Sementara itu, pada sesi dialog bersama Menteri Perdagangan RI, Wabup Iriane Iliyas, menyampaikan harapannya, dengan kehadiran IPSKA ini dapat memberikan dampak yang lebih besar terhadap pertumbuhan ekonomi dan kesejahteraan masyarakat di Kabupaten Morowali.
Dia memaparkan bahwa, beberapa komoditas unggulan yang dimiliki Daerah Kabupaten Morowali meliputi nikel, pala, rumput laut, cengkeh maupun kelapa sawit yang memiliki potensi besar untuk mendukung perekonomian daerah.
Meski demikian, menurut Orang Nomor Dua di Bumi Tepe Asa Moroso itu, walaupun sumber daya alam yang dimiliki Kabupaten Morowali melimpah, namun sebagian penduduk masih menghadapi tantangan dalam peningkatan kesejahteraan ekonomi.
Oleh karena itu, pemerintah daerah menyambut baik kehadiran IPSKA yang dinilai dapat memperkuat pelayanan ekspor sekaligus meningkatkan peran daerah dalam aktivitas perdagangan internasional.

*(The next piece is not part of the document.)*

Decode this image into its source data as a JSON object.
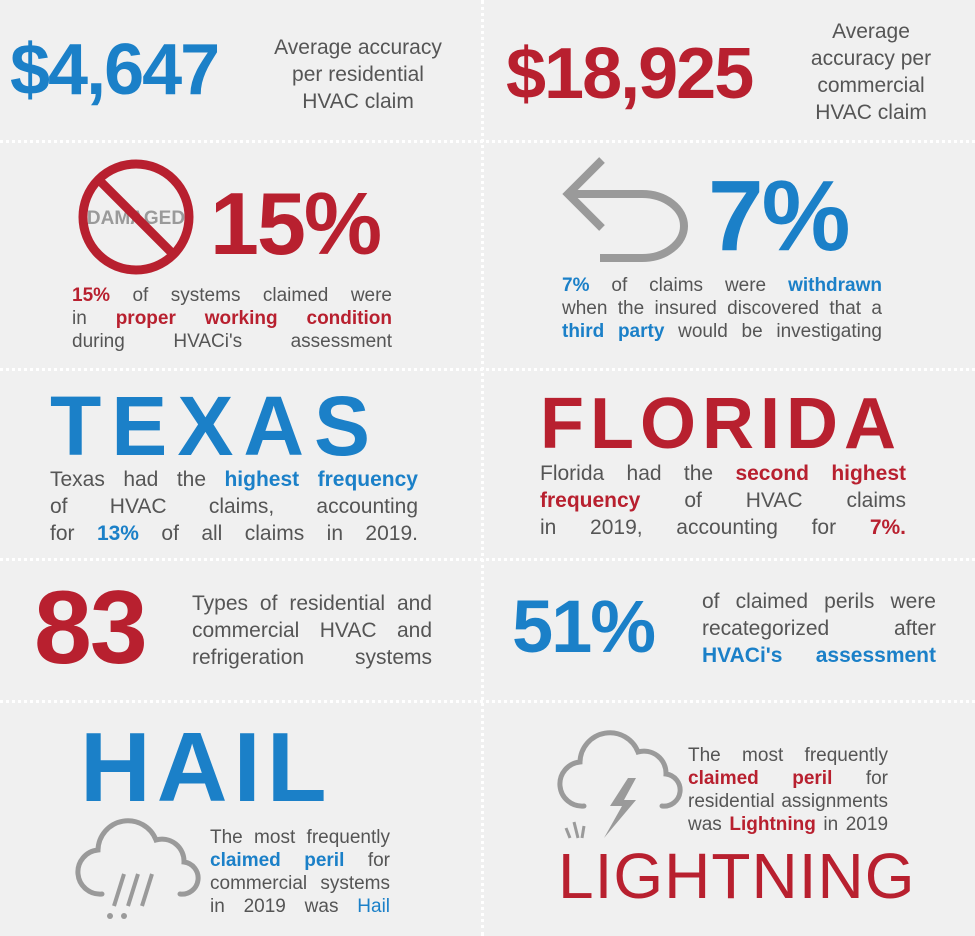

“Alhamdulillah dengan adanya IPSKA ini, pemerintah daerah sangat bersyukur dan menyampaikan terima kasih kepada Kementerian Perdagangan. Kami berharap ke depan daerah dapat memberikan hasil yang terbaik dan memperoleh manfaat yang lebih besar dari aktivitas ekspor yang dilakukan,” tuturnya.
Di tempat yang sama, Kadis Perindag Morowali, Amir Aminuddin menilai, keberadaan IPSKA akan memberikan dampak positif terhadap pertumbuhan ekonomi di Kabupaten Morowali.
Menurutnya, kemudahan pengurusan SKA di Morowali akan mendorong peningkatan aktivitas ekspor berbagai komoditas unggulan daerah, karena selama ini, sejumlah produk ekspor dari Morowali harus melalui proses administrasi di luar daerah untuk memperoleh dokumen tersebut.
“Dengan hadirnya IPSKA di Morowali, pelaku usaha kini dapat mengurus dokumen ekspor secara lebih cepat dan efisien. Kondisi tersebut diharapkan mampu meningkatkan volume ekspor sekaligus memperkuat daya saing produk asal Morowali di pasar global,” terangnya.
Ia berharap, dengan status baru Morowali sebagai IPSKA dapat dimanfaatkan secara maksimal oleh pelaku usaha sehingga mampu memperkuat posisi daerah sebagai salah satu pusat industri dan ekspor di Sulawesi Tengah.
“Harapan kita tentu ekspor dari Morowali semakin meningkat dan pelayanan kepada pelaku usaha semakin baik. Pada akhirnya hal ini akan berdampak positif terhadap pertumbuhan ekonomi daerah dan kesejahteraan masyarakat,” harapnya.